A brilliantly full-formed first-time effort from Terrence Malick, with so much that would come to characterise his career (fascination with the natural world and humanity’s relationship with it, stunning visuals that seem to be seeing that natural world with godly perspective, much use of the magic hour of lighting, voiceover mapped across a sparse impressionistic story, philosophy baked holistically into a film instead of presented directly through narrative), but presented in a more traditionally narratively structured and coherent way.
That narrative follows two lonely young people fall in and out of love in a relationship covered with surprising scale and length, starting out played more infatuated Romeo and Juliet style, but ending in the logical nondramatic conclusion to such a relationship, gradual recognition of themselves and each other and subsequent falling out of love (Sissy Spacek manages this all with great humanity).

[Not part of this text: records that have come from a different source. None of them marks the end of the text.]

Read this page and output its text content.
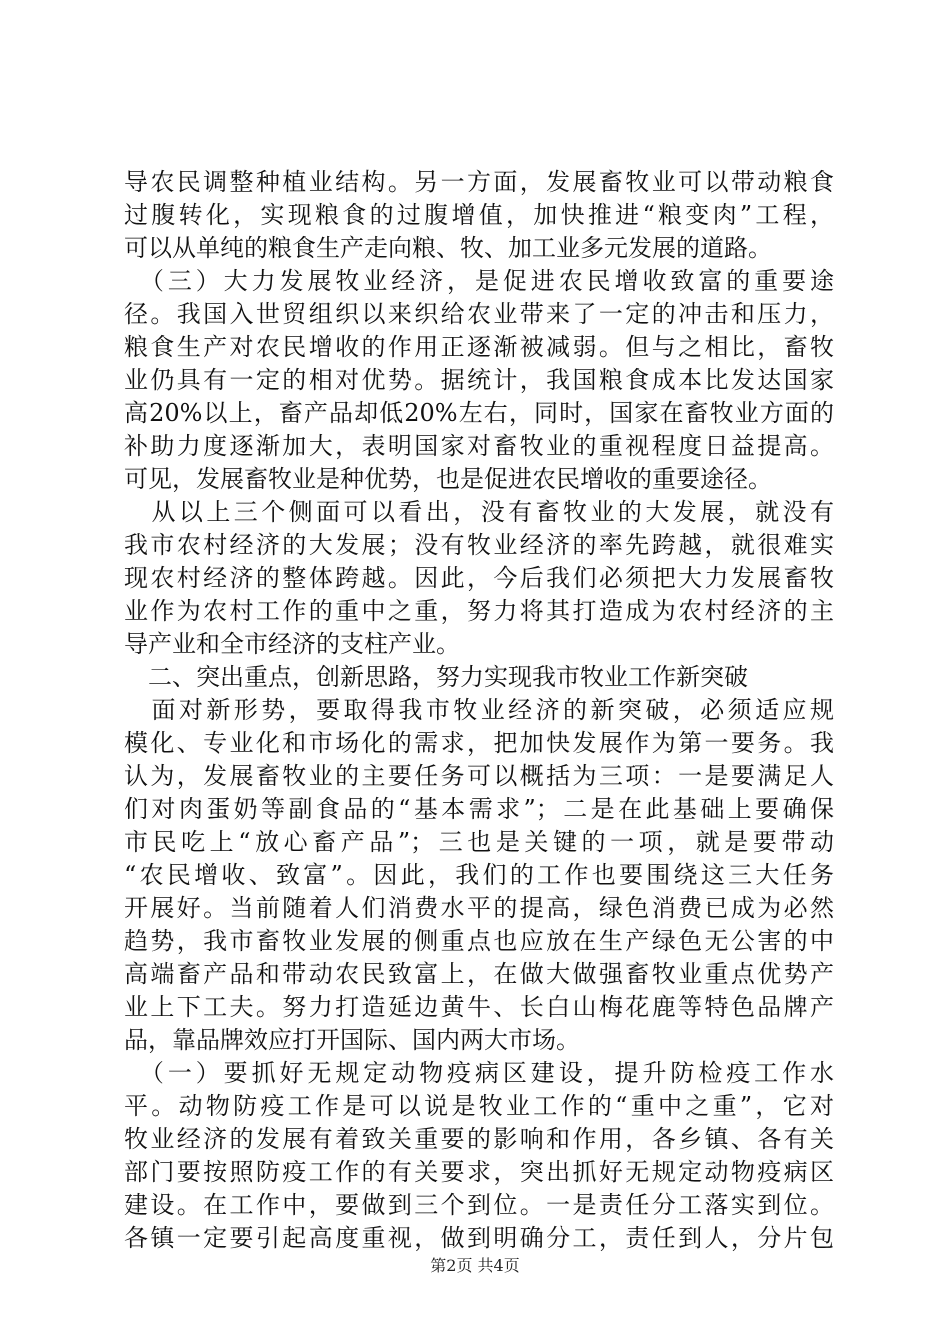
导农民调整种植业结构。另一方面，发展畜牧业可以带动粮食
过腹转化，实现粮食的过腹增值，加快推进“粮变肉”工程，
可以从单纯的粮食生产走向粮、牧、加工业多元发展的道路。
　（三）大力发展牧业经济，是促进农民增收致富的重要途
径。我国入世贸组织以来织给农业带来了一定的冲击和压力，
粮食生产对农民增收的作用正逐渐被减弱。但与之相比，畜牧
业仍具有一定的相对优势。据统计，我国粮食成本比发达国家
高20%以上，畜产品却低20%左右，同时，国家在畜牧业方面的
补助力度逐渐加大，表明国家对畜牧业的重视程度日益提高。
可见，发展畜牧业是种优势，也是促进农民增收的重要途径。
　从以上三个侧面可以看出，没有畜牧业的大发展，就没有
我市农村经济的大发展；没有牧业经济的率先跨越，就很难实
现农村经济的整体跨越。因此，今后我们必须把大力发展畜牧
业作为农村工作的重中之重，努力将其打造成为农村经济的主
导产业和全市经济的支柱产业。
　二、突出重点，创新思路，努力实现我市牧业工作新突破
　面对新形势，要取得我市牧业经济的新突破，必须适应规
模化、专业化和市场化的需求，把加快发展作为第一要务。我
认为，发展畜牧业的主要任务可以概括为三项：一是要满足人
们对肉蛋奶等副食品的“基本需求”；二是在此基础上要确保
市民吃上“放心畜产品”；三也是关键的一项，就是要带动
“农民增收、致富”。因此，我们的工作也要围绕这三大任务
开展好。当前随着人们消费水平的提高，绿色消费已成为必然
趋势，我市畜牧业发展的侧重点也应放在生产绿色无公害的中
高端畜产品和带动农民致富上，在做大做强畜牧业重点优势产
业上下工夫。努力打造延边黄牛、长白山梅花鹿等特色品牌产
品，靠品牌效应打开国际、国内两大市场。
　（一）要抓好无规定动物疫病区建设，提升防检疫工作水
平。动物防疫工作是可以说是牧业工作的“重中之重”，它对
牧业经济的发展有着致关重要的影响和作用，各乡镇、各有关
部门要按照防疫工作的有关要求，突出抓好无规定动物疫病区
建设。在工作中，要做到三个到位。一是责任分工落实到位。
各镇一定要引起高度重视，做到明确分工，责任到人，分片包
第2页 共4页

Martin Sheen excels as the James Deen type sociopath driving the film, his charisma working on the audience and eventually the society around him to convey a sort of idolatry figure of the rule of cool, independence, free will, the American spirit, despite the punctuations of violence and sociopathy making clear how little that conception is rooted in sense or reality. The film maps this out as there’s never really one point it becomes clear this is more serial killer film than love or rebel story.
As out of place as the principal characters were, Sheen’s character, through his charisma, embodiment of idolised attributes and frankly his mantling of violence in a society obsessed with it, comes to bring about some form of transformation in a society he couldn’t find place in, resonating with it in a chilling way. It’s notable the sort of serial killer worship this film, and the period its set in, precedes.
The society’s obsession over violence and those that perpetrate it plays as interesting contrast to the fascination with nature and the loving way its peace is captured here (Malick would investigate that contrast with great depth in “The Thin Red Line”, here it’s more an interesting suggestion in the margins).
A brilliant first effort. Four shootings, and a booby trap.